Grâce aux procès et aux comptes-rendus des journaux, on sait à peu près comment
ça se passait. En général, l'équipe commençait par aller boire quelques coups au pub,
histoire de se donner du cœur au ventre. On filait ensuite au cimetière, qu'on avait en
général repéré avant. En termes d'outillages, pas besoin de retourner à Castorama, ça
reste assez simple : une lanterne sourde, une échelle pour franchir le mur du
cimetière, quelques cordes, des pelles en bois, pour ne pas faire autant de bruit
qu'avec du métal, quelques poulies pour soulever les dalles et les pierres tombales,
une barre à mine ou deux et puis quelques outils de serrurier pour fracturer quelques
cadenas si nécessaire. Ah oui, et puis des grands sacs,
évidemment, et une charrette garée le long du mur. Pour le reste et pour peu qu'on ait pensé à
refiler quelques shillings aux veilleurs du coin pour leur demander de regarder ailleurs,
c'est du gâteau. Même pas besoin de creuser sur toute la surface de la tombe. Il
suffisait de repérer la tête du cercueil avant de creuser un tunnel en biais jusqu'à toucher
l'extrémité de la caisse. Un coup de barre ou de pied de biche pour le défoncer,
on se donne deux minutes pour laisser les gaz se dissiper, et il ne reste plus qu'à
glisser une corde autour du cou ou des aisselles du cadavre,
avant de le hisser vers la surface. En trente minutes, quatre types bien décidés
pouvait avoir creusé le trou, pété le cercueil, tiré le corps et refermé le bousin.
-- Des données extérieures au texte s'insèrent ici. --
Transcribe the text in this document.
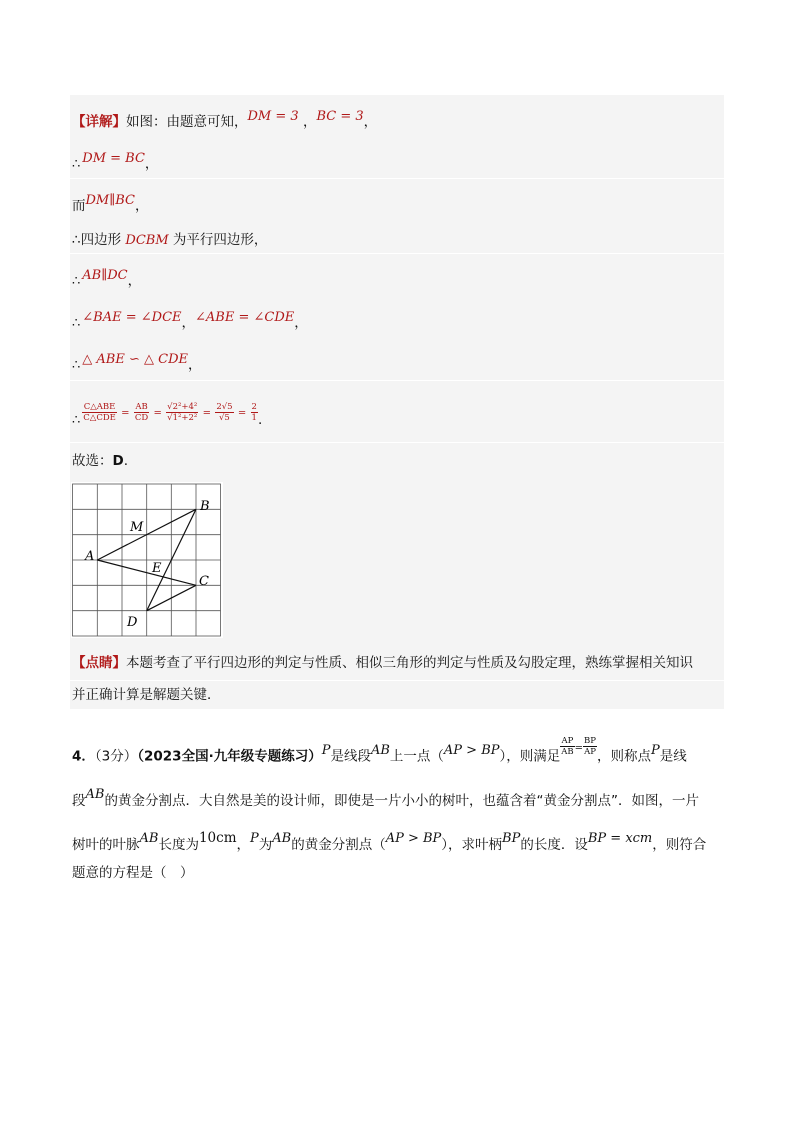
【详解】如图：由题意可知，DM = 3 ，BC = 3，
∴ DM = BC，
而DM∥BC，
∴四边形 DCBM 为平行四边形，
∴ AB∥DC，
∴ ∠BAE = ∠DCE，∠ABE = ∠CDE，
∴ △ ABE ∽ △ CDE，
∴ $\frac{\text{C△ABE}}{\text{C△CDE}} = \frac{AB}{CD} = \frac{\text{√2²+4²}}{\text{√1²+2²}} = \frac{2√5}{√5} = \frac{2}{1}$ .
故选：D.
A
B
C
D
E
M
【点睛】本题考查了平行四边形的判定与性质、相似三角形的判定与性质及勾股定理，熟练掌握相关知识
并正确计算是解题关键．
4．（3分）（2023全国·九年级专题练习）P是线段AB上一点（AP > BP），则满足 $\frac{AP}{AB} ^= \frac{BP}{AP}$ ，则称点P是线
段AB的黄金分割点．大自然是美的设计师，即使是一片小小的树叶，也蕴含着“黄金分割点”．如图，一片
树叶的叶脉AB长度为10cm，P为AB的黄金分割点（AP > BP），求叶柄BP的长度．设BP = xcm，则符合
题意的方程是（　）
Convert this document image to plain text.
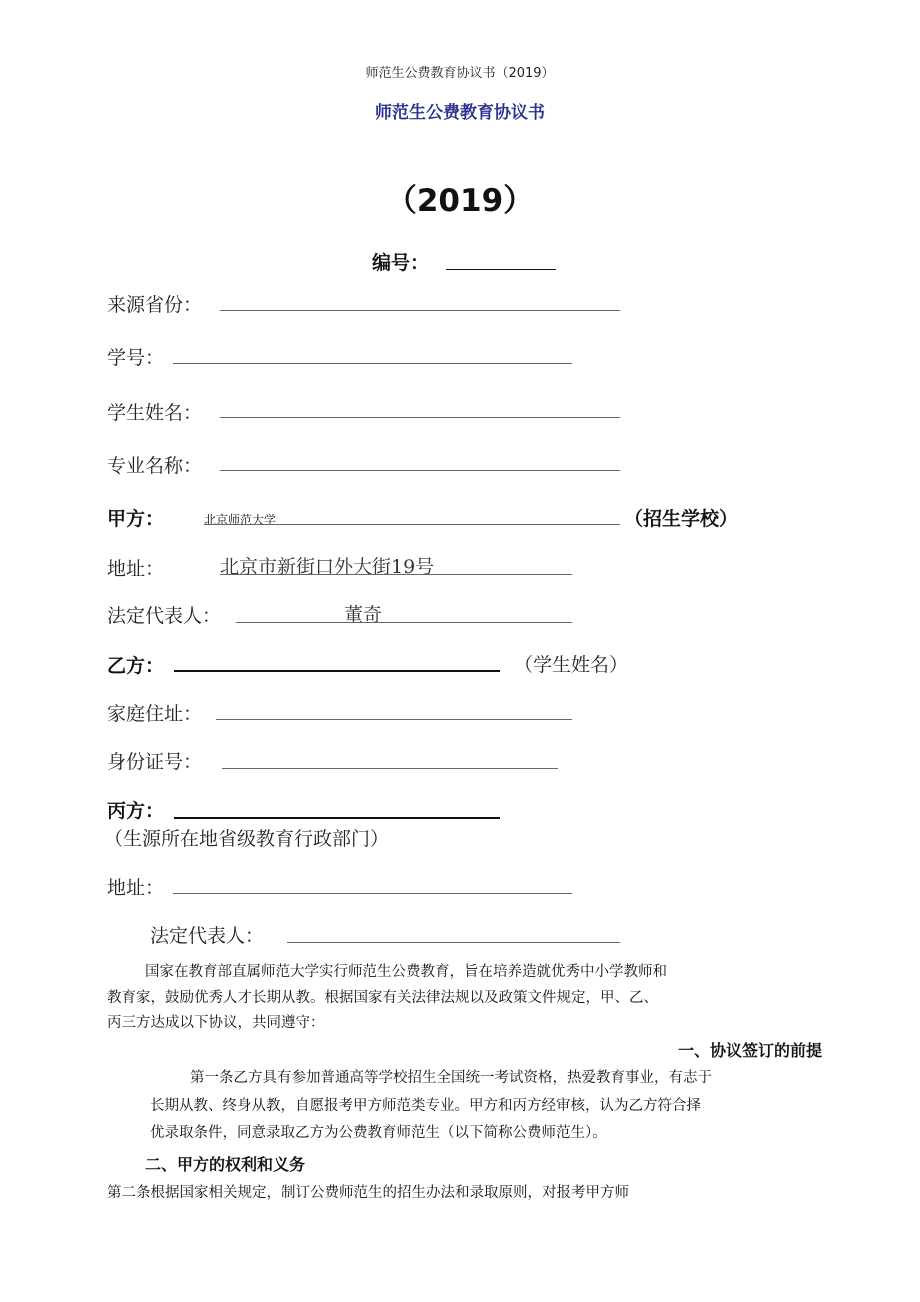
师范生公费教育协议书（2019）
师范生公费教育协议书
（2019）
编号：
来源省份：
学号：
学生姓名：
专业名称：
甲方：	北京师范大学	（招生学校）
地址：	北京市新街口外大街19号
法定代表人：	董奇
乙方：	（学生姓名）
家庭住址：
身份证号：
丙方：
（生源所在地省级教育行政部门）
地址：
法定代表人：
国家在教育部直属师范大学实行师范生公费教育，旨在培养造就优秀中小学教师和
教育家，鼓励优秀人才长期从教。根据国家有关法律法规以及政策文件规定，甲、乙、
丙三方达成以下协议，共同遵守：
一、协议签订的前提
第一条乙方具有参加普通高等学校招生全国统一考试资格，热爱教育事业，有志于
长期从教、终身从教，自愿报考甲方师范类专业。甲方和丙方经审核，认为乙方符合择
优录取条件，同意录取乙方为公费教育师范生（以下简称公费师范生）。
二、甲方的权利和义务
第二条根据国家相关规定，制订公费师范生的招生办法和录取原则，对报考甲方师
Quand ils
étaient vraiment doués, on ne se rendait compte de rien, comme si la tombe n'avait jamais été
ouverte… Quand ils étaient moins doués, ça braillait en général très vite et très fort le
lendemain matin, avec l'arrivée des premiers visiteurs.
Et là, il valait mieux être loin et prier pour ne pas se faire agrafer par les autorités ou pire,
par des habitants furieux. C'est ce qui est arrivé à un certain Samuel Taylor en 1797, chopé
à Londres avec les corps d'un homme et de trois enfants. Pour le conduire au tribunal, les
policiers l'ont forcé à s'asseoir au milieu des cadavres en question, à l'arrière de son propre
chariot et dans une puanteur atroce. Cela dit, Samuel Taylor avait le cœur bien accroché,
parce qu'il a fallu le secouer pour le réveiller à l'arrivée…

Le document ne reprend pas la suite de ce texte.